India has the option of opting for a channeled or bulk import strategy on many of its major imports. Crude is a given (currently only refined petroleum products are piped), fertilizers other than urea, edible oil (we are the largest importers in the world), coal, even gold, pearls and rough gemstones which fuel India’s gemstone and jewelry exports. .
What we need is to integrate private sector efficiency into the process, especially to gain market insights regarding current and future supplies and price movements, logistics and distribution capacity and quick decision making to take advantage of rapid market changes. All of these problems can be solved, requiring more political will to empower these entities than anything else. One can also consider strategic public-private partnerships for these imports and, more importantly, their pricing and distribution in the domestic market after importation, especially for small disaggregated MSMEs.
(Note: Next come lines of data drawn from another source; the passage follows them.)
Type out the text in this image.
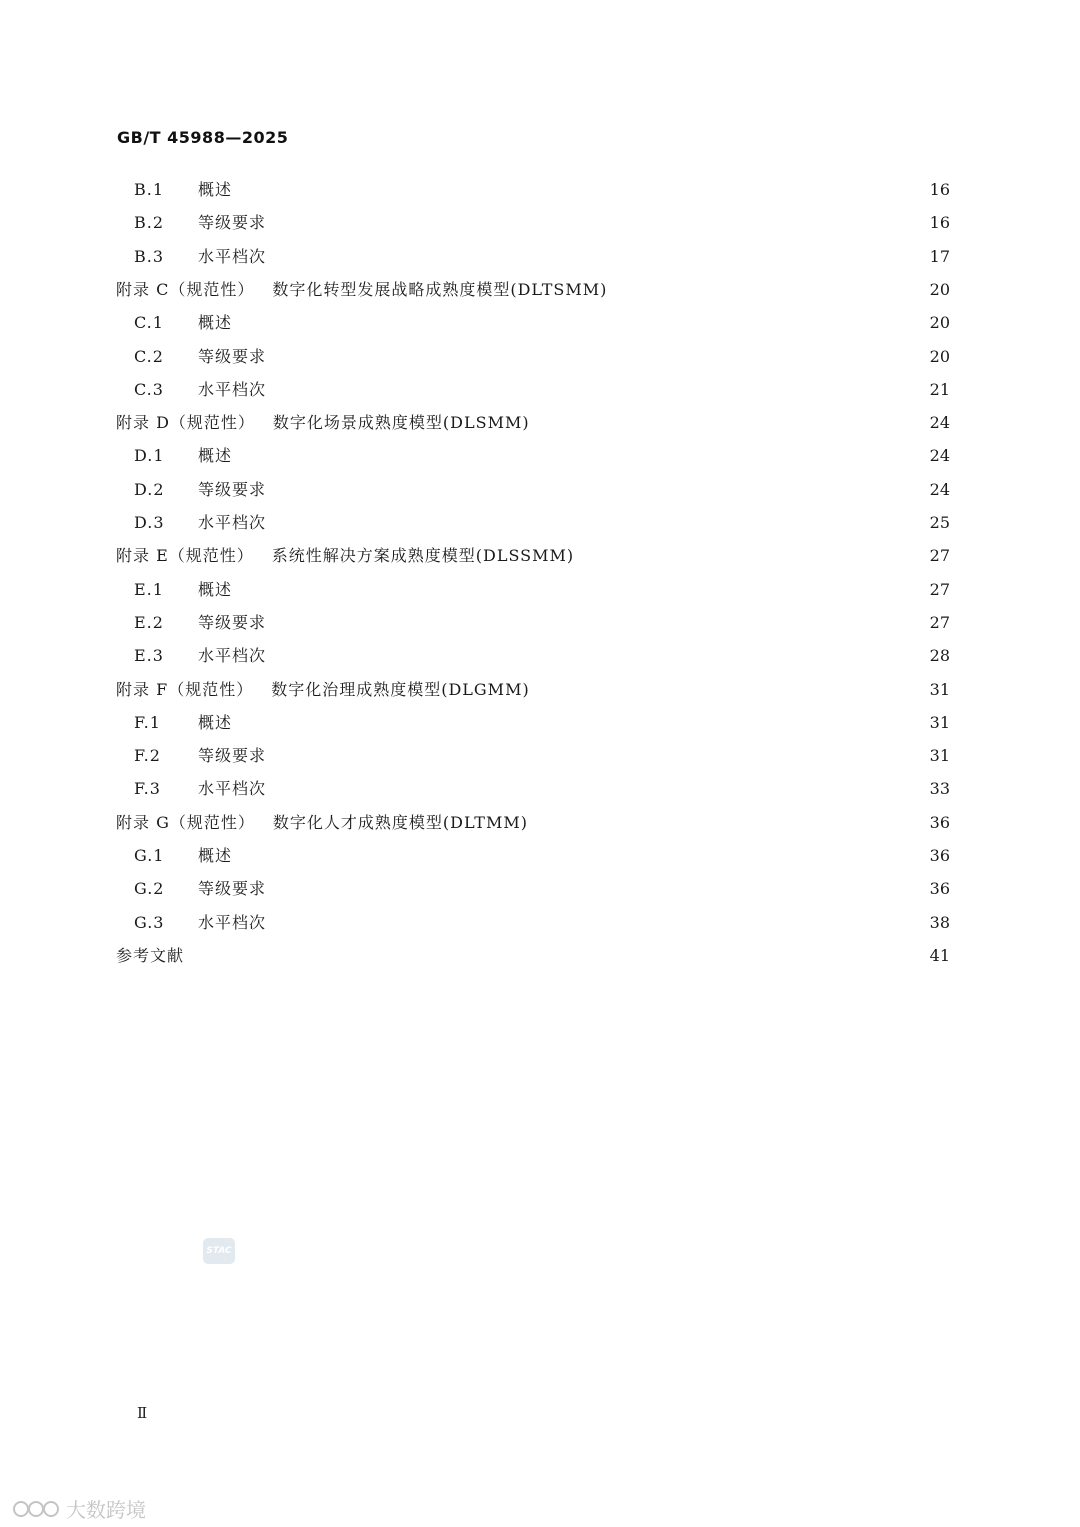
GB/T 45988—2025
B.1	概述	16
B.2	等级要求	16
B.3	水平档次	17
附录 C（规范性） 数字化转型发展战略成熟度模型(DLTSMM)	20
C.1	概述	20
C.2	等级要求	20
C.3	水平档次	21
附录 D（规范性） 数字化场景成熟度模型(DLSMM)	24
D.1	概述	24
D.2	等级要求	24
D.3	水平档次	25
附录 E（规范性） 系统性解决方案成熟度模型(DLSSMM)	27
E.1	概述	27
E.2	等级要求	27
E.3	水平档次	28
附录 F（规范性） 数字化治理成熟度模型(DLGMM)	31
F.1	概述	31
F.2	等级要求	31
F.3	水平档次	33
附录 G（规范性） 数字化人才成熟度模型(DLTMM)	36
G.1	概述	36
G.2	等级要求	36
G.3	水平档次	38
参考文献	41
STAC
Ⅱ
大数跨境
Or, we could take a look at the Japanese-Korean model that allows the large private sector Sogo Shoshas Where chaebol to operate in India. Big Indian conglomerates like Tatas, Reliance, Adani etc can – provided adequate safeguards against cartelization and price/supply manipulation are in place – are pretty much ready candidates for it.
It can also work the other way around – exports, especially for agricultural products, where cutting out the many middlemen will alone help Indian farmers earn more. Far from being dinosaurs, in the post-Ukrainian world, ECEs are an idea whose time has come – again.